French President Francois Hollande has said the country's forthcoming referendum on the issue will decide whether it remains in the single currency.

“What is at stake is whether or not Greeks want to stay in the eurozone or want to take the risk of leaving," he said.

Taoiseach rejects Greek PM’s request to support country’s bailout extension  

German Chancellor Angela Merkel insisted that the Eurozone cannot bend to the will of one member country.

She said that if the basic principles are not upheld, then the currency as a whole would collapse.

It is widely expected Athens will miss a repayment on a €1.6bn loan to the IMF tomorrow - which could lead to the biggest sovereign bankruptcy in history.

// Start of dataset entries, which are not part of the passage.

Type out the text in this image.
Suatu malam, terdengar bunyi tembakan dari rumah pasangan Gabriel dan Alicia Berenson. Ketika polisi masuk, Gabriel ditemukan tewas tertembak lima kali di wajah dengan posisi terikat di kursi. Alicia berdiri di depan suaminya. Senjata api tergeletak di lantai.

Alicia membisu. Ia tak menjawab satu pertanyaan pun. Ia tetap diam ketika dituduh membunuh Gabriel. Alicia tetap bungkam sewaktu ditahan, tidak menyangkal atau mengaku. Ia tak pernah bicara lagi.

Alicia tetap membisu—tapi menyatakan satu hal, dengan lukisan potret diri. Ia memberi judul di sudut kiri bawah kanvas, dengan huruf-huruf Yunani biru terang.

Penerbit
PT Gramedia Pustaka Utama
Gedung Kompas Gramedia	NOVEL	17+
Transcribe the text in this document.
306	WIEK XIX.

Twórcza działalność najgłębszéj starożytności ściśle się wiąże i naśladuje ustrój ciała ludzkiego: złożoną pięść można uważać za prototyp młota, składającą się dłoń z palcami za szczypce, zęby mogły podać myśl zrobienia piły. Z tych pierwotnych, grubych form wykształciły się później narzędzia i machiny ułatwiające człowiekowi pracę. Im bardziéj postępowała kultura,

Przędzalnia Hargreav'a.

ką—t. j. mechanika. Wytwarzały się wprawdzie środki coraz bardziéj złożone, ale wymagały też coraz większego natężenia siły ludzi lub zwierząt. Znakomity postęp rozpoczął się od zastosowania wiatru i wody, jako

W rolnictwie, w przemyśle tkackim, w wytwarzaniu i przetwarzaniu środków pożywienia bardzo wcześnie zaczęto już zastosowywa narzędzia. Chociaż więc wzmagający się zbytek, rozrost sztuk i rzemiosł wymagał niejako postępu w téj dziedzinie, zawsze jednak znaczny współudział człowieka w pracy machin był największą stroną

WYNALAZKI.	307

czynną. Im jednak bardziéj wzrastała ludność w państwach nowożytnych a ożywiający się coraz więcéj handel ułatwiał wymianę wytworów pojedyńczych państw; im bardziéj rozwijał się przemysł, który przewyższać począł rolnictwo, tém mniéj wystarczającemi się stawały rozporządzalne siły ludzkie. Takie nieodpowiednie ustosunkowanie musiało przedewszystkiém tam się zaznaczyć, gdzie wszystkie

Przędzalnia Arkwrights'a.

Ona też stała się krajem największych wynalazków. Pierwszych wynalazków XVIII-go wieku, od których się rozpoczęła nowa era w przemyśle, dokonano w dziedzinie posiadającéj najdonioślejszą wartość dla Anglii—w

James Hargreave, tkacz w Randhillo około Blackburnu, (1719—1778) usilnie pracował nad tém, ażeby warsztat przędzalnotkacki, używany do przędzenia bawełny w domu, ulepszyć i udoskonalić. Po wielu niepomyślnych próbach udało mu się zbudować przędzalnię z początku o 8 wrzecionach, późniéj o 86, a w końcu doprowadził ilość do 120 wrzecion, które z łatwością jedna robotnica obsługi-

However Minister Varoufakis suggestion of legal action could further complicate matters; an injunction against EU bodies at the Court of Justice is unprecedented.

ATMs throughout the country have limited cash withdrawals to just €60 a day.

Holidaymakers travelling to the country are advised to bring enough cash with them to cover their expenses.

Meanwhile prime minister Alexis Tsipras urged Greeks  to reject the terms of an international aid deal in a July 5 referendum, dismissing warnings that a 'No' vote would drive Athens out of Europe's currency union.

"I don't think that their plan is to push Greece out of the euro but to end hopes that there can be different policies in Europe," Prime Minister Alexis Tsipras told Greek state television.

He said the stronger the vote to reject the reform-for-aid deal, the stronger the Greek hand in any negotiations that may follow.